The power and beauty of the Chantilly event is that it covers fascinating cars and a myriad of other aspects that one would classify as an appreciation of fine living and luxury. Although cars are indeed my private passion, I enjoy the inclusiveness of an event that can offer everyone something to delight and interest the senses on several levels.
You are a serious collector of sports and racing cars. What is the overarching theme guiding your collection, and is there an end goal?
The end goal in collecting cars, or perhaps anything for that matter, can seem clear when you start off, but as you go along, you learn historical information that you perhaps never knew about beforehand and then your collection’s direction changes slightly, or branches out in a certain way. The sudden availability or private offering of a particular model may also influence your collection’s path. The beauty of collecting is that you are constantly learning and there are unknown factors that deepen one’s knowledge.

You are passionate about machines for the track and machines for the wrist. Do your historic competition cars influence your watch creations?
Yes, that would not be incorrect. However, there is much more that interests me, such as my fascination with the Concorde’s design and development, industrial design concepts, art and architecture, technological developments in new materials, the aerospace industry, and so much else.

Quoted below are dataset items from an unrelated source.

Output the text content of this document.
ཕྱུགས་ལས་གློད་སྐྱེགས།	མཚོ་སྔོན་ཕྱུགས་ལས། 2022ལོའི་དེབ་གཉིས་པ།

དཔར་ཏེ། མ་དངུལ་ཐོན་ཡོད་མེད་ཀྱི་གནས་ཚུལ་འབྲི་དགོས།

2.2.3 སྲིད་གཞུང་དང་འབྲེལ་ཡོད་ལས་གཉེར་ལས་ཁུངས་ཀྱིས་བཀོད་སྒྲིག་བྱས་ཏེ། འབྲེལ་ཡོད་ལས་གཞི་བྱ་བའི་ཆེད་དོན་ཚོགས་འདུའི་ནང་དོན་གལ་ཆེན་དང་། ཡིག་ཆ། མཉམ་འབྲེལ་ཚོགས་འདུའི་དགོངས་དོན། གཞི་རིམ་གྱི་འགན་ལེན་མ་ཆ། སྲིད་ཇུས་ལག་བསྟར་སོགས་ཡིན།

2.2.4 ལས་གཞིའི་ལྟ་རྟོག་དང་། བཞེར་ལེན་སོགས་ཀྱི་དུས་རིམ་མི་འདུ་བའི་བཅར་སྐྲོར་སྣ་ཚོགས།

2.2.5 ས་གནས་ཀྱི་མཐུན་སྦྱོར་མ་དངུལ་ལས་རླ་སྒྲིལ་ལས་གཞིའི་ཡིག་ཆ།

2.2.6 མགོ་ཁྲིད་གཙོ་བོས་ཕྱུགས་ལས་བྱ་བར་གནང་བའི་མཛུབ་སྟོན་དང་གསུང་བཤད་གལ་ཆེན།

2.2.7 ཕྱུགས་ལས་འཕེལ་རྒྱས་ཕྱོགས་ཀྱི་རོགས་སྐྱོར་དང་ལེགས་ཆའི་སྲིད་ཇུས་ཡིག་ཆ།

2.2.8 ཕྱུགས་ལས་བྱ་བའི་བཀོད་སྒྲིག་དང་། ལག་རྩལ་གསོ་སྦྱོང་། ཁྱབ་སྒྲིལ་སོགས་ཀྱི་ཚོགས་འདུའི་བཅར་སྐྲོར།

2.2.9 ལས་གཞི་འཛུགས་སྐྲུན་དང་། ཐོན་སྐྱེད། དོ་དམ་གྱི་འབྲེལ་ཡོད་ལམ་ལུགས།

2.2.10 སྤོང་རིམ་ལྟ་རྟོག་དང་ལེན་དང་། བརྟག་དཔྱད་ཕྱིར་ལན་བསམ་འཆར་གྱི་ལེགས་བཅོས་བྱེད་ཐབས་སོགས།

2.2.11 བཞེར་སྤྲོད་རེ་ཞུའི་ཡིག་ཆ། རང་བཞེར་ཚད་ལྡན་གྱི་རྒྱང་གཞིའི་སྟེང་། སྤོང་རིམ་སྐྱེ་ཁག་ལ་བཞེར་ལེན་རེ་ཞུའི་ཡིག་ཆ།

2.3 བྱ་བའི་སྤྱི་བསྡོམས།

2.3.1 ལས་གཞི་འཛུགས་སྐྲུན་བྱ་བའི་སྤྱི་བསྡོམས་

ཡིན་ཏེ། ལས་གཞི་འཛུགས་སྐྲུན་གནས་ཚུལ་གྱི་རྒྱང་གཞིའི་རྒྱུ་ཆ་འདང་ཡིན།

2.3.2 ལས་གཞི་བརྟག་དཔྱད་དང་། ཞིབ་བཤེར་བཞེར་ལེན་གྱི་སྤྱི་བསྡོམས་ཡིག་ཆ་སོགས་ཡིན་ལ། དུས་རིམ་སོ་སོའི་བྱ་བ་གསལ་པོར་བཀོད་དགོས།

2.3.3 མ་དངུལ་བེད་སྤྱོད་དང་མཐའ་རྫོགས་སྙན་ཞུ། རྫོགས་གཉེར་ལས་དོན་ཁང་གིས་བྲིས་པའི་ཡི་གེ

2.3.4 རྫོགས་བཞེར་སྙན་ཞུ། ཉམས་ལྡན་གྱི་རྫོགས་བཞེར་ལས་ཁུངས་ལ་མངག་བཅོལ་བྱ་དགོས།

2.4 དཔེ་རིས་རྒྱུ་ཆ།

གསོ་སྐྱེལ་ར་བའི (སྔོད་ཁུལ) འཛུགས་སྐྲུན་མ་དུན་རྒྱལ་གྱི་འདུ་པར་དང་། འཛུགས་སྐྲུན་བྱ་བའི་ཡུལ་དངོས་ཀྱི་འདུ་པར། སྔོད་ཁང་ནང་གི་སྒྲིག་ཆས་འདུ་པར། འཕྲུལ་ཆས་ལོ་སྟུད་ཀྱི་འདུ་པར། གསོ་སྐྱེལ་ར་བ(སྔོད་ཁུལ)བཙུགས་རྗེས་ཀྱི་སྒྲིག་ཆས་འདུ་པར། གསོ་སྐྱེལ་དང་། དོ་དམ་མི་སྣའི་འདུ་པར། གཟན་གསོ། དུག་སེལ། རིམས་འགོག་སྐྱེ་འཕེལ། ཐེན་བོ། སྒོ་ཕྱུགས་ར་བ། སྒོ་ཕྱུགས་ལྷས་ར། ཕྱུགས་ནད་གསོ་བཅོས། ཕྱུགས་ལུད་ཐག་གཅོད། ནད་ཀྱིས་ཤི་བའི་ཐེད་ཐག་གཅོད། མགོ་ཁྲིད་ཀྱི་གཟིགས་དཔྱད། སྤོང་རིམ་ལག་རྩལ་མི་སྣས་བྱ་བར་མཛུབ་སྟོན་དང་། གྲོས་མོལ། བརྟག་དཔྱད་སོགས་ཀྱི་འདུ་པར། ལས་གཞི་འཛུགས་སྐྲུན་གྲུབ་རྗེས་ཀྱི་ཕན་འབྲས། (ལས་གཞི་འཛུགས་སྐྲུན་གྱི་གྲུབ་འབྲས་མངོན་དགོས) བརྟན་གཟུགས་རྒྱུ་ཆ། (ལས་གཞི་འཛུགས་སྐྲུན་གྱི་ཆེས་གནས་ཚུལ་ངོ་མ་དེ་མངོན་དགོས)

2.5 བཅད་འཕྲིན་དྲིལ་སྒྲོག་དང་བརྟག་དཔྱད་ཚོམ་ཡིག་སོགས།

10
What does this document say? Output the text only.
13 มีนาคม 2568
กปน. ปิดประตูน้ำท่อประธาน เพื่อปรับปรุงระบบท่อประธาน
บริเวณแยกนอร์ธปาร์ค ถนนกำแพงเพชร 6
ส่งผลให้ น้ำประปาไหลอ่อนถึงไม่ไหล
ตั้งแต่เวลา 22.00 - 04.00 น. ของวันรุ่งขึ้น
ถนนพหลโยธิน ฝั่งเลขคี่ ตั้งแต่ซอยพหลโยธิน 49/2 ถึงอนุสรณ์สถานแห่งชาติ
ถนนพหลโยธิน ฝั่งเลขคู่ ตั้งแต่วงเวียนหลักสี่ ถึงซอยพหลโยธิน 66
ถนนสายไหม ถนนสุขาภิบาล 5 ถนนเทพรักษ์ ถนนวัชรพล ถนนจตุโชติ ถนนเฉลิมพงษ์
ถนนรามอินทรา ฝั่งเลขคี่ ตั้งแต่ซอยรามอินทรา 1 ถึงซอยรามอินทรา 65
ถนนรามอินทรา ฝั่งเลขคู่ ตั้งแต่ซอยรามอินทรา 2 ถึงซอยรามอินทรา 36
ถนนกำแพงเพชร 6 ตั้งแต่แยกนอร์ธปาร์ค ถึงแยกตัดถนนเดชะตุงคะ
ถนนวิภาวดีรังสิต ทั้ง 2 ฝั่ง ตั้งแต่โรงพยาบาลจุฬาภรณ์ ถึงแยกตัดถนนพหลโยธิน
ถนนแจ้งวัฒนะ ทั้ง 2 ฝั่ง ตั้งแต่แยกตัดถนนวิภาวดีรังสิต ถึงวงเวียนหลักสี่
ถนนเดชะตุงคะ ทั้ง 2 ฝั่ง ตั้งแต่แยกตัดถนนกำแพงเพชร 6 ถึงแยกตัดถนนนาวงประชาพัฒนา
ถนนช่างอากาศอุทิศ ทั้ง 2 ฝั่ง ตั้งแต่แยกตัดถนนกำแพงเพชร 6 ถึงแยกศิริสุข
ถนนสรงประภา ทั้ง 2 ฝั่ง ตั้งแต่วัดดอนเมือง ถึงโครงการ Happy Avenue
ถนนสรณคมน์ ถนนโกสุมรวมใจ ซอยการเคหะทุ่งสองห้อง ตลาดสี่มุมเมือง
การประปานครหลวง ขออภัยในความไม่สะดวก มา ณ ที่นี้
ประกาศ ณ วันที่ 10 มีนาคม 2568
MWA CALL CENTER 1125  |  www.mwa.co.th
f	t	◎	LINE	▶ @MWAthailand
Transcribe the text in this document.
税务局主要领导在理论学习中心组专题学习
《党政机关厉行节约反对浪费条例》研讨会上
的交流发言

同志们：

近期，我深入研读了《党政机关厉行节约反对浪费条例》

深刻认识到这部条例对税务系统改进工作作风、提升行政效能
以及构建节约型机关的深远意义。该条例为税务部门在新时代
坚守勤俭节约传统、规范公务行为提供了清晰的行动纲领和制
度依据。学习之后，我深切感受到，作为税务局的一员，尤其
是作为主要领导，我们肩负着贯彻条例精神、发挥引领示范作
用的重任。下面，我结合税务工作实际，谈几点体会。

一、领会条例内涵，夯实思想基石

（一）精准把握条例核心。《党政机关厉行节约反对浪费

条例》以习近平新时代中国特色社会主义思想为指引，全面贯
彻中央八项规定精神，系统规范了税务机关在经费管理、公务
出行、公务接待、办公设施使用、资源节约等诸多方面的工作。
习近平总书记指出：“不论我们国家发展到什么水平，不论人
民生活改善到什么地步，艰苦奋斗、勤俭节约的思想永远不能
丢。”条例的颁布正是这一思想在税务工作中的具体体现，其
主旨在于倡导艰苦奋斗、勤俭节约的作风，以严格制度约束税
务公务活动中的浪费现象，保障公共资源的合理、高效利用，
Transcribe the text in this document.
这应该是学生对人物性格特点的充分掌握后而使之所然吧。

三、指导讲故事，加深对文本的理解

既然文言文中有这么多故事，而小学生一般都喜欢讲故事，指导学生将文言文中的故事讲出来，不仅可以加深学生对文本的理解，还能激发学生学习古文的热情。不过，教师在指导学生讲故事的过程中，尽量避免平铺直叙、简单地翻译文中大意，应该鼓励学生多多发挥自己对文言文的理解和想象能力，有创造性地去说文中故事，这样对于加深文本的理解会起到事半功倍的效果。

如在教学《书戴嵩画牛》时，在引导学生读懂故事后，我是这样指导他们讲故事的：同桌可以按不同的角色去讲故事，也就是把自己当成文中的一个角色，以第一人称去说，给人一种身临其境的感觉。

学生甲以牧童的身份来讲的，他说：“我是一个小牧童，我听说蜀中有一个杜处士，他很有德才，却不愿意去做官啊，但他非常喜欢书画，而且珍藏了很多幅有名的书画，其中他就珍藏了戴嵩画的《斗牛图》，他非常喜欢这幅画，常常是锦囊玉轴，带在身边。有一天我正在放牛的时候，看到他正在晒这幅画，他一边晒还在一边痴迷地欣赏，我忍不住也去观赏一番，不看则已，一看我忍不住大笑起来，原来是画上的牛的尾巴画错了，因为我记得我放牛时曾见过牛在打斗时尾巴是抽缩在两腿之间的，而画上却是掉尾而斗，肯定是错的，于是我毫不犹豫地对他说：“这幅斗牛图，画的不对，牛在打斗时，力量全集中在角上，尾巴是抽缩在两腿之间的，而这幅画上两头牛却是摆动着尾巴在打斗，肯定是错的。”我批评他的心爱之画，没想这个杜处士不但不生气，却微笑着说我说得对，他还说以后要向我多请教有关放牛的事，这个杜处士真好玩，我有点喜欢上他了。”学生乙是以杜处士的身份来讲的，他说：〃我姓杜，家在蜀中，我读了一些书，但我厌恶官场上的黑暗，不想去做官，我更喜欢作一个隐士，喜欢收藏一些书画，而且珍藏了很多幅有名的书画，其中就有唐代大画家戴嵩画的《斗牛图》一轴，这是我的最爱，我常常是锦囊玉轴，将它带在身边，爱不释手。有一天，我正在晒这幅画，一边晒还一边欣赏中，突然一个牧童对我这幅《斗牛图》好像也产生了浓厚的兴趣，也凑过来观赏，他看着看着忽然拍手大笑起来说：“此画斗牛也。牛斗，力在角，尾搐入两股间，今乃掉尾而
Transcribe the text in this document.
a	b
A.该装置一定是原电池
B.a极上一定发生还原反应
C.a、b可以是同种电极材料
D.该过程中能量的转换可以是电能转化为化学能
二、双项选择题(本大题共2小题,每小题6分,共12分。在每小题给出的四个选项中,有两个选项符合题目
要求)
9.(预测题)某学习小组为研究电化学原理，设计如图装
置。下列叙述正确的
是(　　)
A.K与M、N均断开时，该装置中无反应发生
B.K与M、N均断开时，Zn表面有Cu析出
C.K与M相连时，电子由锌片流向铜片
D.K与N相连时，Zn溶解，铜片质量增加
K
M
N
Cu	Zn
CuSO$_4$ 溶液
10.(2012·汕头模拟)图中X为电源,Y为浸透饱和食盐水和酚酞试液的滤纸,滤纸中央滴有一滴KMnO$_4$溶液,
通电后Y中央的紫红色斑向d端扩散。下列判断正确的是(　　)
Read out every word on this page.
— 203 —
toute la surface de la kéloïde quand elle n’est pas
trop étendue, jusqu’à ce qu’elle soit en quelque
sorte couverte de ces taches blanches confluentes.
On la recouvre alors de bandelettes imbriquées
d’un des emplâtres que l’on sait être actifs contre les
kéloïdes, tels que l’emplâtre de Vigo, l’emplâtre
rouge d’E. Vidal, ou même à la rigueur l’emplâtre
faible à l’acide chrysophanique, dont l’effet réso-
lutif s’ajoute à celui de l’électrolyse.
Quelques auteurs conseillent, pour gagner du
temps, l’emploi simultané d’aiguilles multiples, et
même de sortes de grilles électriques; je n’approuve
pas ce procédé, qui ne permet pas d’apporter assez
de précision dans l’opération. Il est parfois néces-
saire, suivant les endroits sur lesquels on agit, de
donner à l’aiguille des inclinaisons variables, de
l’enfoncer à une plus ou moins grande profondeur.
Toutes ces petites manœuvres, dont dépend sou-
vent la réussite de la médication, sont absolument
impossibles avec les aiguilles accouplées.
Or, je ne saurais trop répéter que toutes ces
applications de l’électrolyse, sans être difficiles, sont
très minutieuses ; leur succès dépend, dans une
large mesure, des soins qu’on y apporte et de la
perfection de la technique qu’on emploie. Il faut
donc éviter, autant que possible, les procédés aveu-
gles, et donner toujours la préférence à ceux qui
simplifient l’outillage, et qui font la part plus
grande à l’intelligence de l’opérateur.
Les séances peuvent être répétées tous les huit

After all, my watch collections cover a broad spectrum of design and technique, of which cars form an important yet not solitary point of interest. Think about the RM 19-02 Tourbillon Fleur or the just-presented RM 69 Erotic Tourbillon, both examples of watches not directly inspired by car sports. Having just said that, however, I have to add that there is always a lot of car-inspired technology embedded in all of our watches, even within the ladies’ collections, although many might not notice that.

Many Richard Mille watch owners are enthusiasts of modern sports cars and luxury automobiles. Do they share your love of collector cars as well? 
By far not every client is a dedicated car lover, yet nearly all of my clients do enjoy seeing a beautiful car, much the same way they might look at a piece of art or any well-designed object. I think for that reason the appreciation of fine design coupled with excellent engineering is the real denominator of those who are attracted to my brand. I also love to bring my dear friends and clients to classic cars and contaminate them with my passion. They then discover a fantastic universe!

Imagine you could grab only one set of keys (or one portable starter motor) to a car in your collection. Which would it be?
That’s hard, because I love them all and cannot choose. . . . Perhaps the Ferrari 250 PF would be one of the first on my list if I had to make a choice within seconds as I ran out the door.